Sub-category: Cytotoxic and Other Novel Agents
Category: Developmental Therapeutics - Clinical Pharmacology and Experimental Therapeutics
Meeting: 2013 ASCO Annual Meeting
Abstract No: e13562
Citation: J Clin Oncol 31, 2013 (suppl; abstr e13562)
Author(s): Fabricio Colacino Silva, Fernando C. Maluf, Antonio C. Buzaid, Robert Alan Nagourney, Nise Hitomi Yamaguchi, Paulo D'Amora, Steven Evans, Paula J Bernard, Federico Francisco; Hospital do Cancer Alfredo Abrao, Campo Grande, Brazil; Hospital Sirio-Libanes, São Paulo, Brazil; Hospital São José, São Paulo, Brazil; Rational Therapeutics, Long Beach, CA; Institute of Advances in Medicine and Hospital Albert Einstein, Sao Paulo, Brazil; Centro de Genomas, Sao Paulo, Brazil
Abstract:
Background:
Personalized oncology has advanced through genomic and proteomic platforms. BCR-abl; EGFr and ALK have provided drug-able targets and companion diagnostics in several diseases, yet many transforming events in humans are polygenic, complex and incompletely understood at a genomic level. Recognition that oncogenesis reflects changes in the cell and its micro environment has renewed interest in whole cell experimental models that capture native-state cell-cell, -stroma and -vascular signaling. Ex vivo analysis of programmed cell death (EVA/PCD) has been shown to correlate significantly with response, time to progression and survival (Nagourney, R. Curr. Treat Op Oncol, 2006).To explore EVA/PCD functional profiling in Brazil, hospital-based investigators, Centro de Genomas and Rational Therapeutics coordinated the transport of 67 surgical specimens for analyses.
Methods:
Dose-response curves using metabolic (ATP-content, mitochondrial) and morphologic endpoints, interpolated to LC50's and synergy by median-effect, were compared with databases to identify patient-specific profiles for cytotoxics, targeted agents and combinations. Reports provided day 7.
Results:
62/67 (92%) provided adequate tumor for analysis; 39 male (58%); 28 (42%) female; 6 chemo-naive and 61 previously treated. Results provided for < 8 drugs in 14/62 (22%); 8-16 drugs in 34/62 (54%) and > 16 drugs in 14/62 (22%). Of 22 tumor types, breast (8); Melanoma (8); NSCLC (8); ovary (7); pancreas (7) and sarcoma (4) predominated. EVA/PCD was used to select the most active combinations.

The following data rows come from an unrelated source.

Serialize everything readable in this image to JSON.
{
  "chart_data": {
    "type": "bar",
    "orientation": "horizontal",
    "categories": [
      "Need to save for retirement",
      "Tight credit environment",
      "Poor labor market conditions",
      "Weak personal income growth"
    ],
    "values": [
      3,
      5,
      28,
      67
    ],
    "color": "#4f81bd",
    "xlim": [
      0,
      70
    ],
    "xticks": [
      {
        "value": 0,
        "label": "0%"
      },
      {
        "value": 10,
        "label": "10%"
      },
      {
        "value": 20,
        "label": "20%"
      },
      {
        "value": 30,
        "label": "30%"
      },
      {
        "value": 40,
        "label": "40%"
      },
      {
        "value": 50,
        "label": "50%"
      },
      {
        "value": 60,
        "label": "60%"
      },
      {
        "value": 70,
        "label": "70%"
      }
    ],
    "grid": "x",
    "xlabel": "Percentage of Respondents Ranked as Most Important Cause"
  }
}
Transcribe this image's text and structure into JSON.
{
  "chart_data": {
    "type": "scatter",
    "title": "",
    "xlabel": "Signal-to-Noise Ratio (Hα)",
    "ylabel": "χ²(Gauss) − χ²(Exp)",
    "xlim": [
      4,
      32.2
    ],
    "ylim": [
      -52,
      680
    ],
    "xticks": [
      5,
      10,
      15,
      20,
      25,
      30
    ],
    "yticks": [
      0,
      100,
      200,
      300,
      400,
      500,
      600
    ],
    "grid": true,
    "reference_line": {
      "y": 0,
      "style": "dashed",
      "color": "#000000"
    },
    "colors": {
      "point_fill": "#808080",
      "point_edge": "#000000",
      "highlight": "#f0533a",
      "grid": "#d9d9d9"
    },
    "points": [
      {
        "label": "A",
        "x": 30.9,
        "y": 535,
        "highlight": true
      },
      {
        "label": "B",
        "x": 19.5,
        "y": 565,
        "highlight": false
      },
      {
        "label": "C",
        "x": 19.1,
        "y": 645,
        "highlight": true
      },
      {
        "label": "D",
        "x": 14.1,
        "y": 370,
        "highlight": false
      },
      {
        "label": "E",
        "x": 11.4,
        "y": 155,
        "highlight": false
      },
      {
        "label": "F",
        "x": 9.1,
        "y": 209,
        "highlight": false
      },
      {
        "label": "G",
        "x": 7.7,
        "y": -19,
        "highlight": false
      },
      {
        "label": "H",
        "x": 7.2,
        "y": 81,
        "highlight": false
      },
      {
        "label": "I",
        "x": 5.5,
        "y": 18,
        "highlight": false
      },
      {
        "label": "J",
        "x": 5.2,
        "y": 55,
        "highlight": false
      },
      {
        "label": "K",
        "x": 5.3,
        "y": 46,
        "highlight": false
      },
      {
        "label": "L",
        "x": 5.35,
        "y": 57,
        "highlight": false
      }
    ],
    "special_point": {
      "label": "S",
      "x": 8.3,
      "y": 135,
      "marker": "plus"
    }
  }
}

Agents selected, response rates and durations are being tabulated and will be reported.
Conclusions:
The transport, processing and reporting of human tumor primary culture analyses is feasible, providing results in 92% of specimens and median of 12 drugs evaluated (range 4-32). Preliminary outcomes in these drug-refractory patients reveal that novel, often unexpected drug combinations (Everolimus and Lapatinib in triple negative breast) were identified and provided objective tumor responses, supporting EVA/PCD in therapy selection (personalized therapy) and drug development.